Ada hidden fortune dibalik pertemananku dengan mereka, entah karena apa tapi mereka mengira aku adalah mahasiswi berusia sekitar ± 21-23 tahunan. OK, tidak semua sih, ada beberapa yang telah aku beri tahu ketika berkenalan, but somehow ... those awkward status berhasil membuatku berbaur dengan mereka.
Yes! Mission accomplished! Stay young ...
Pelatihan editing video dimulai sejak bulan Ramadhan sampai sebulan setelah Iedul Fitri, teori dari jam 9 pagi sampai jam 12 siang (kebayang banget kan ngantuknya ...) dan praktek dari jam 1 siang sampai ngabuburit.
Setelah Iedul Fitri, materi semakin padat karena keterbatasan alat dan pemecahan kelompok yang banyak. Tadinya aku berniat untuk menggunakan handycam pribadi untuk mempersingkat waktu, tapi setelah dicek handycamku bermasalah karena terlalu lama tidak digunakan.

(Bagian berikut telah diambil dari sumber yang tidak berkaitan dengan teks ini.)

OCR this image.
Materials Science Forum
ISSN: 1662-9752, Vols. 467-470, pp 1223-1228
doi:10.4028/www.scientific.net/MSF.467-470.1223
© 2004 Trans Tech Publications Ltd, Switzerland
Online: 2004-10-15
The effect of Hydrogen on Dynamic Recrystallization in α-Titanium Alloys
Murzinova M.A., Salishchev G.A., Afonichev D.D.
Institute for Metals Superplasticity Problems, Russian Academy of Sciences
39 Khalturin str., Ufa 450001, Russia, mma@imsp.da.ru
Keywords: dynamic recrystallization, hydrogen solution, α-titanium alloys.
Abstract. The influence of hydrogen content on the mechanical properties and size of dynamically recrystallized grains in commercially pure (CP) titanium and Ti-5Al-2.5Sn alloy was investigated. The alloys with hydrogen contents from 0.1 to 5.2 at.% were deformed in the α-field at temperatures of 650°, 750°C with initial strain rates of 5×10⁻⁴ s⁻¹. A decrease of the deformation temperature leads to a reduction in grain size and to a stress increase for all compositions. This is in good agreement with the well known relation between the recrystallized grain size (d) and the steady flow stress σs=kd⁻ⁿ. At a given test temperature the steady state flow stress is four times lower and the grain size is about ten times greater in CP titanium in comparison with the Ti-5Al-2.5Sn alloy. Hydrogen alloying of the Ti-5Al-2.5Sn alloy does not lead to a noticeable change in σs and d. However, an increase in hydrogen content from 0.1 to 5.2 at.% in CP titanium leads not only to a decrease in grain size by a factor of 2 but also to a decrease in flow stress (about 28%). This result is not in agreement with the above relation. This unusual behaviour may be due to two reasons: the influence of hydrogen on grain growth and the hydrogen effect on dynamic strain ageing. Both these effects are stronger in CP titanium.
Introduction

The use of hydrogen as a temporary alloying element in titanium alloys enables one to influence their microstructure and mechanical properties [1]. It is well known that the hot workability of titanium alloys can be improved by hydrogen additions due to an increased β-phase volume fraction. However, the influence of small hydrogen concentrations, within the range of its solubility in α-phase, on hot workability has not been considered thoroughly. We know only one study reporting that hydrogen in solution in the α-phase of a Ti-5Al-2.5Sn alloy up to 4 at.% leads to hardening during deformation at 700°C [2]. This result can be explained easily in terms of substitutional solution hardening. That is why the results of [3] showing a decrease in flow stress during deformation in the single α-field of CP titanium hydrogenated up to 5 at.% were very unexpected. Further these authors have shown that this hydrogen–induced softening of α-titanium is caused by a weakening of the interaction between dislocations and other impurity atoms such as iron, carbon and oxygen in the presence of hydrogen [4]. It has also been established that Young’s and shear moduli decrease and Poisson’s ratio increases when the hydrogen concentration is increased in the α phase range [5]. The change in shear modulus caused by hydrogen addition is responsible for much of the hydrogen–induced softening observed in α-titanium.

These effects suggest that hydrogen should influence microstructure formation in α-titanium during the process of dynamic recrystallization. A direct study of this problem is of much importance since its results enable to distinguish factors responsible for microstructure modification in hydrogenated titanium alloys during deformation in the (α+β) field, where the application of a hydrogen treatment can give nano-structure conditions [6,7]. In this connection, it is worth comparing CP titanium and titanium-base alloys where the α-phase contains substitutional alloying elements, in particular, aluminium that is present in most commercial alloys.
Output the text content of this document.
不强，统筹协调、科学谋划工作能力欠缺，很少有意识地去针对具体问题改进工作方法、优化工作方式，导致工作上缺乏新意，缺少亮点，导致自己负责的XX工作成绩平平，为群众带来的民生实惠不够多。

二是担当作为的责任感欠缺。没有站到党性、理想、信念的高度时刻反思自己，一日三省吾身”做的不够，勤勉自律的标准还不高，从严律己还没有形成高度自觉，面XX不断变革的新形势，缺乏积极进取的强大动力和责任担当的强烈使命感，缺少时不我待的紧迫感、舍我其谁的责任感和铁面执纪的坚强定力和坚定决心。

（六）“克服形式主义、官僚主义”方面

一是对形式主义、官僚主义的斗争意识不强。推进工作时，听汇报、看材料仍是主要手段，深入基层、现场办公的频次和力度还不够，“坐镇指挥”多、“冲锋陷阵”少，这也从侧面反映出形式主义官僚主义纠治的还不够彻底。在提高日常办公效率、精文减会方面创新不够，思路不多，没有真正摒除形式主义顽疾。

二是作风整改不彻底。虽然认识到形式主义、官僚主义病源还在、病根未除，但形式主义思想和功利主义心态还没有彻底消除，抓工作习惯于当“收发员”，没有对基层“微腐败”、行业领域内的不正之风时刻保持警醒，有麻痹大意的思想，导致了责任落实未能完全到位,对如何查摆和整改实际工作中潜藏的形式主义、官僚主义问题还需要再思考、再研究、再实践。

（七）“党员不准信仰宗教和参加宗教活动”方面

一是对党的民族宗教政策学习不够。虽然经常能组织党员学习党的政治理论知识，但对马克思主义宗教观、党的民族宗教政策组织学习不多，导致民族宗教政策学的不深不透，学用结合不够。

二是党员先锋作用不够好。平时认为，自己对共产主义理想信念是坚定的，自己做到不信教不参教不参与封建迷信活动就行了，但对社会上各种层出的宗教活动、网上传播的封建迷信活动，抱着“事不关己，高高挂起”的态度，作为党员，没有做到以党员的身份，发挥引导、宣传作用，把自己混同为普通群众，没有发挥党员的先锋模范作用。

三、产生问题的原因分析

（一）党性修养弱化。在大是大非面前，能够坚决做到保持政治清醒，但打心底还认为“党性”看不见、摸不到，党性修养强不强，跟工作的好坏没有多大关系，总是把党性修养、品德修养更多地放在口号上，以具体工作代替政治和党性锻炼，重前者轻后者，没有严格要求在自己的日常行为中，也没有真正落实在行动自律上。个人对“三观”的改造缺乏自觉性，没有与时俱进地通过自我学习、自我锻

Selain itu, setelah Iedul Fitri kita jadi punya kebiasaan baru, yaitu jajan-jajan gak ngenyangin ala anak sekolah haha Ada Batagor, Baso Tahu, Baso reguler, Cuanki, Cakue, Cilok (aci dicolok), Cimol (aci digemol), Cilung (aci digulung), Lumpia Basah, Seblak, Mie Setan, Pempek KW sejuta, Tahu Bulat dan teman-teman dari MSG club yang datang silih berganti.
Kalau haus ada es doger, ice juice, es teh no name yang pake es batu dan cupnya yang disegel secara live. Tapi kalau ingin yang lebih natural ada minuman berembun di display casenya AA counter yang jadi konsultan paket internet hemat.
Nom ... nom ... nom ...
Saat kecil dulu, ayah pernah bilang pekerjaan yang cocok untukku adalah kritikus, kritikus apa saja, mau kritikus makanan kek, kritikus film kek, kritikus buku kek, kritikus olahraga kek, kritikus politik kek atau kritikus apalah, yang jelas jadi kritikus.
Pasalnya, aku selalu mengkritik setiap hal, dari urusan bentuk rumah yang gak enakeun, fried chicken yang gak sesuai dengan gambar di display, baju yang designnya kurang ‘gue banget’, susunan kotak sereal di rak minimarket yang gak rapi, iklan-iklan di TV and lain sebagainya. I critizied so many things ... karena bagiku hal tersebut sangat mengganggu.
Saat ini sifat semacam itu dianggap kritis, tapi tidak dengan dulu. Mama beranggapan mengkritik adalah annoying habit yang harus dihilangkan, ia khawatir aku akan menjadi seorang pencela ketika besar nanti. Seiring waktu aku mempelajari bahwa mengkritik adalah salah satu cara mengungkapkan analisis.
Salah satu hal yang kusukai adalah menonton, baik itu menonton film, menonton serial, menonton dokumenter, menonton teater, menonton berita, menonton iklan, menonton MV atau menonton kehidupan orang lain #eh.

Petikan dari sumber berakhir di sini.